Mit Seitensprüngen Ehen retten
Mit dieser Erkenntnis will Martin jetzt Ehen retten. «Wenn wir Menschen in langfristigen heterosexuellen Lebenspartnerschaften sagen, dass es für Frauen normal ist, sich zu langweilen und dass sie deshalb nicht weniger sexuelle Wesen sind, sondern einfach nur etwas mehr Abwechslung brauchen, könnten wir viele Ehen und langfristige Beziehungen verbessern.»
Die Sozialforscherin will, dass Frauen ihre Sexualität hinterfragen.
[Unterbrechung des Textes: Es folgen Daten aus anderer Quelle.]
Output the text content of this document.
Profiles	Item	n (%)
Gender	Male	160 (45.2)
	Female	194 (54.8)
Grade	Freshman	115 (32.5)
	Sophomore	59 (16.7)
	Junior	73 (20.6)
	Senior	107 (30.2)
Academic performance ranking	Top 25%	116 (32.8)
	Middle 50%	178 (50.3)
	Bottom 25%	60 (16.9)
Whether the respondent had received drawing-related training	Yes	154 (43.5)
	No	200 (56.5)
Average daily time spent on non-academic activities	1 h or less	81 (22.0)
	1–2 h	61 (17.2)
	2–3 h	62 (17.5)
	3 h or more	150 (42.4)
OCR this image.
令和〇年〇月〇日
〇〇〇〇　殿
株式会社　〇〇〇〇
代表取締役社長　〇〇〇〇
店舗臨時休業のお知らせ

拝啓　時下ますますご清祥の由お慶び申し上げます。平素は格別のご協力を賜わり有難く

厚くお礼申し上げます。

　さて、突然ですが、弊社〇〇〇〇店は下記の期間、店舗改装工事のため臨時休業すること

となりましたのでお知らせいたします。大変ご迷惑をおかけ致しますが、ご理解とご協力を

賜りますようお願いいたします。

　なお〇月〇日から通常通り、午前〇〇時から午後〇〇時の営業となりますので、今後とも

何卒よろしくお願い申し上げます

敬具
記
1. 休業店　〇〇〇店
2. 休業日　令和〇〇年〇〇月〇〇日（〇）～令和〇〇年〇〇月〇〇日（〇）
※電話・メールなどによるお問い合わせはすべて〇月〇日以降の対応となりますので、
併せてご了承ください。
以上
Dass sie das Gefühl bekommen, ein Recht zu haben, ihr Begehren auszuleben. Dass sie darüber nachdenken, wen und wie sie begehren. Ihr Plädoyer für den weiblichen Seitensprung soll hierzu animieren.
Was Frauen wollen
Es ist höchste Zeit, dass sich Frauen vom sexuellen Objekt zum Subjekt machen. «Seit #MeToo stehen wir an einem gesellschaftlichen Wendepunkt», sagt Martin. «Jetzt, da wir der Welt klargemacht haben, was Frauen nicht wollen, können wir endlich darüber reden, was sie wollen. Es ist ein revolutionärer Moment.»